I generally agree with #MartinStettner's reply. I wanted to add a few points, mostly elaborating what he said. Yes, a small amount of information is decodeable from the ObjectId. This is trivially accessible if someone recognizes this as a MongoDB ObjectID. The two downsides are:
It might allow someone to guess a different valid ObjectId, and request that object.
It might reveal info about the record (such as its creation date) or the server that you didn't want someone to have.
The "right" fix for the first item is to implement some sort of real access control: 1) a user has to login with a username and password, 2) the object is associated with that username, 3) the app only serves objects to a user that are associated with that username.
MongoDB doesn't do that itself; you'll have to rely on other means. Perhaps your web-app framework, and/or some ad-hoc access control list (which itself could be in MongoDB).
But here is a "quick fix" that mostly solves both problems: create some other "id" for the record, based on a large, high-quality random number.
How large does "large" need to be? A 128-bit random number has 3.4 * 10^38 possible values. So if you have 10,000,000 objects in your database, someone guessing a valid value is a vanishingly small probability: 1 in 3.4 * 10^31. Not good enough? Use a 256-bit random number... or higher!
How to represent this number in the document? You could use a string (encoding the number as hex or base64), or MongoDB's binary type. (Consult your driver's API docs to figure out how to created a binary object as part of a document.)
While you could add a new field to your document to hold this, then you'd probably also want an index. So the document size is bigger, and you spend more memory on that index. Here's what you might not have though of: simply USE that "truly random id" as your documents "_id" field. Thus the per-document size is only a little higher, and you use the index that you [probably] had there anyways.
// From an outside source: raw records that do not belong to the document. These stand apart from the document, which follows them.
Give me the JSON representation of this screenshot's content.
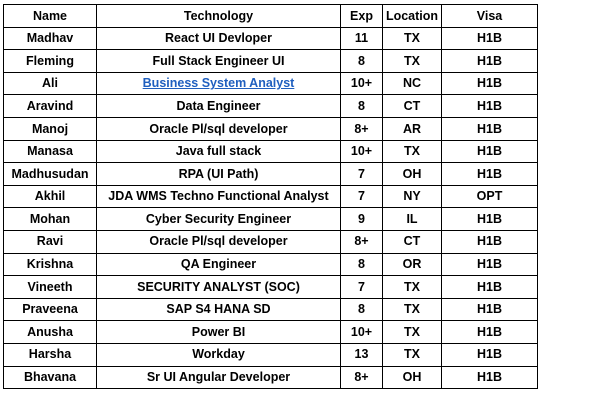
{
  "table": {
    "headers": [
      "Name",
      "Technology",
      "Exp",
      "Location",
      "Visa"
    ],
    "rows": [
      {
        "name": "Madhav",
        "technology": "React UI Devloper",
        "exp": "11",
        "location": "TX",
        "visa": "H1B",
        "link": false
      },
      {
        "name": "Fleming",
        "technology": "Full Stack Engineer UI",
        "exp": "8",
        "location": "TX",
        "visa": "H1B",
        "link": false
      },
      {
        "name": "Ali",
        "technology": "Business System Analyst",
        "exp": "10+",
        "location": "NC",
        "visa": "H1B",
        "link": true
      },
      {
        "name": "Aravind",
        "technology": "Data Engineer",
        "exp": "8",
        "location": "CT",
        "visa": "H1B",
        "link": false
      },
      {
        "name": "Manoj",
        "technology": "Oracle Pl/sql developer",
        "exp": "8+",
        "location": "AR",
        "visa": "H1B",
        "link": false
      },
      {
        "name": "Manasa",
        "technology": "Java full stack",
        "exp": "10+",
        "location": "TX",
        "visa": "H1B",
        "link": false
      },
      {
        "name": "Madhusudan",
        "technology": "RPA (UI Path)",
        "exp": "7",
        "location": "OH",
        "visa": "H1B",
        "link": false
      },
      {
        "name": "Akhil",
        "technology": "JDA WMS Techno Functional Analyst",
        "exp": "7",
        "location": "NY",
        "visa": "OPT",
        "link": false
      },
      {
        "name": "Mohan",
        "technology": "Cyber Security Engineer",
        "exp": "9",
        "location": "IL",
        "visa": "H1B",
        "link": false
      },
      {
        "name": "Ravi",
        "technology": "Oracle Pl/sql developer",
        "exp": "8+",
        "location": "CT",
        "visa": "H1B",
        "link": false
      },
      {
        "name": "Krishna",
        "technology": "QA Engineer",
        "exp": "8",
        "location": "OR",
        "visa": "H1B",
        "link": false
      },
      {
        "name": "Vineeth",
        "technology": "SECURITY ANALYST (SOC)",
        "exp": "7",
        "location": "TX",
        "visa": "H1B",
        "link": false
      },
      {
        "name": "Praveena",
        "technology": "SAP S4 HANA SD",
        "exp": "8",
        "location": "TX",
        "visa": "H1B",
        "link": false
      },
      {
        "name": "Anusha",
        "technology": "Power BI",
        "exp": "10+",
        "location": "TX",
        "visa": "H1B",
        "link": false
      },
      {
        "name": "Harsha",
        "technology": "Workday",
        "exp": "13",
        "location": "TX",
        "visa": "H1B",
        "link": false
      },
      {
        "name": "Bhavana",
        "technology": "Sr UI Angular Developer",
        "exp": "8+",
        "location": "OH",
        "visa": "H1B",
        "link": false
      }
    ]
  },
  "colors": {
    "link": "#1f5fbf",
    "border": "#000000",
    "text": "#000000"
  }
}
I can set both the 128 character session string and other collection document object ids as cookies and when user visits do a asynchronous fetch where I fetch the session, user and account all at once. Instead of fetching the session first and then after fetching user, account. If the session document is valid ill share the user and account documents.
If I do this I'll have to make every single request for a user and account document require the session 128 character session cookie to be fetched too thus making exposing the user and account object id safer. It means if anyone is guessing a user ID or account ID, they also have to guess the 128 string to get any answers from the system.
Another security measure you could do is wrap the id is some salt which you only know the positioning such as
XXX4cf8ce8XXXXa8aad6957fXXXXXXXf00005bXXXX
Now you know exactly how to slice that up to get the ID.